Evidence is accumulating that supplementation with Omega-3 fatty acids, especially in the form of fish oil, is effective at treating depression and anxiety and also reducing inflammation. As I previously explained, the balance between Omega-6 and Omega-3 fatty acids directly affects the endocannabinoid system which is responsible for maintaining homeostasis throughout the body (including regulation of the immune system and inflammation).  Consuming excess Omega-6 fatty acids and too little Omega-3 fatty acids could be causing our endocannabinoid systems to produce the inflammation which is in turn causing the mental and physical illnesses associated with inflammation, showing that depression, anxiety, diabetes, cardiovascular disease, cancer, and Alzheimer’s may all have a similar root cause.

It shouldn’t be surprising that other studies have suggested that treatments for psychiatric disorders directed at the endocannabinoid system may be effective, and that cannabinoids are also remarkable for their anti-inflammatory properties. And of course, cannabis is also capable of providing immediate (though temporary) relief from symptoms of depression and anxiety in addition to the longer-term anti-inflammatory benefits that may also provide relief.

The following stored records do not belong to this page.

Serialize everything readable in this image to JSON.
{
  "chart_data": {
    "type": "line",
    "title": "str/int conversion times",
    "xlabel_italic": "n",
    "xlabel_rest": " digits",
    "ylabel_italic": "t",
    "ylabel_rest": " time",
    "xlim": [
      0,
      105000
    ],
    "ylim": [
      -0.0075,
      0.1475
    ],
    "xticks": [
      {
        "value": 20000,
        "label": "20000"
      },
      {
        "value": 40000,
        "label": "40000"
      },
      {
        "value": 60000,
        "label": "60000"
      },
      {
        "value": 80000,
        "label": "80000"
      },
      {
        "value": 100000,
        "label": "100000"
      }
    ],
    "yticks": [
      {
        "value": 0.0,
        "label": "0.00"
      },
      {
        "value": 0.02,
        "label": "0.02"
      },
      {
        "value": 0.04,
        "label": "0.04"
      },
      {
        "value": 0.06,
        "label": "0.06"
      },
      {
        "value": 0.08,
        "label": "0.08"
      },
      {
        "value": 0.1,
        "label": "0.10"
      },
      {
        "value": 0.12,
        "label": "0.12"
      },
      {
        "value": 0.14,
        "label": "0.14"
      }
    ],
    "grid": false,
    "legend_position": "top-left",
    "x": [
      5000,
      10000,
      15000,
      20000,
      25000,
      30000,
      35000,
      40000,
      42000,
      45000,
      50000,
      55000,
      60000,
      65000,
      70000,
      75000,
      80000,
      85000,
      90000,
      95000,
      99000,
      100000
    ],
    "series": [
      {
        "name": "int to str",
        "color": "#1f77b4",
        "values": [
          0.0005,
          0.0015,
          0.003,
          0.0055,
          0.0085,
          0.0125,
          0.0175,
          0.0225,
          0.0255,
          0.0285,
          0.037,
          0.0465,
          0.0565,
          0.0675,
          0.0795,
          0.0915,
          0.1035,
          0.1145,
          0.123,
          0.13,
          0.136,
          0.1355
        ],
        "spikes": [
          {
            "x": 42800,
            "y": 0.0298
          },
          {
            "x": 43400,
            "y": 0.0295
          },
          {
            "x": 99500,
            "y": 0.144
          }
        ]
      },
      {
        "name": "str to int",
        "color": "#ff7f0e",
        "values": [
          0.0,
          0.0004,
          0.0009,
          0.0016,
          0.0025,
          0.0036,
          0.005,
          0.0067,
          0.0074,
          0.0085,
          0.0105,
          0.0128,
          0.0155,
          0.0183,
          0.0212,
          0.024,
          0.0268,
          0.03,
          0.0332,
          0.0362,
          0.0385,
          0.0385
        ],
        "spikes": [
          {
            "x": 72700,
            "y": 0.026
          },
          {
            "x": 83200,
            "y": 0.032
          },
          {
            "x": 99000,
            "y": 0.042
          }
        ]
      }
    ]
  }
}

As I suggested in my previous article on the relationship between the endocannabinoid system, our diet, and obesity, government is not only largely-responsible for causing the problem; it also is standing in the way of reasonable treatment options. The same holds true here: if the western “subsi-diet” is at all responsible for the prevalence of depression and anxiety in our society, then government is also preventing us from accessing treatment options which have fewer negative side effects than what is currently being pushed by pharmaceutical companies. For example, weight gain is a common side-effect of prescription psychiatric medications. As demonstrated in the previously-cited research, cannabis use is associated with lower rates of obesity and its associated diseases.

While Reuters was busy pushing for the development of new pharmaceuticals to treat depression (including a ketamine nasal spray), one group in favor of cannabis prohibition suggested that Anthony Bourdain’s suicide might be the result of cannabis use: a completely irresponsible and disingenuous accusation, especially considering the strong association between prescription antidepressants and the increased risk of suicide. If Reuters was right about anything, it is that patients need more (and better) options. And while there are many who believe prescription psychiatric medications have improved their lives, there are many more still looking for treatments that will work for them (and without causing a host of horrible side effects). The ‘Right to Try’ bill recently signed by President Trump gives the terminally-ill the option to try experimental medications, but it offers nothing to those suffering from chronic diseases (including mental illness).

Maybe extending the ‘right to try’ to those with mental illness means some people will choose to try and treat their depression and anxiety with cannabis, or psilocybin, or LSD, ayahuasca, MDMA, or ketamine.  Maybe they’ll be urged to modify their diet to contain a healthier ratio of Omega-6 to Omega-3 fatty acids, or maybe they’ll take up exercise for its promotion of the brain-derived neurotrophic factor (BDNF) which also reduces inflammation and improves brain health. Or maybe they’ll opt for a standard prescription antidepressant, being fully-aware of the possible side-effects and its small chance of actually working. What is important is that people know and understand their options, and that they have those options in the first place. The ‘right to try’ should not be limited only to the terminally ill; it is critical for the Christian promotion of human flourishing, which is better realized before people are on their deathbed.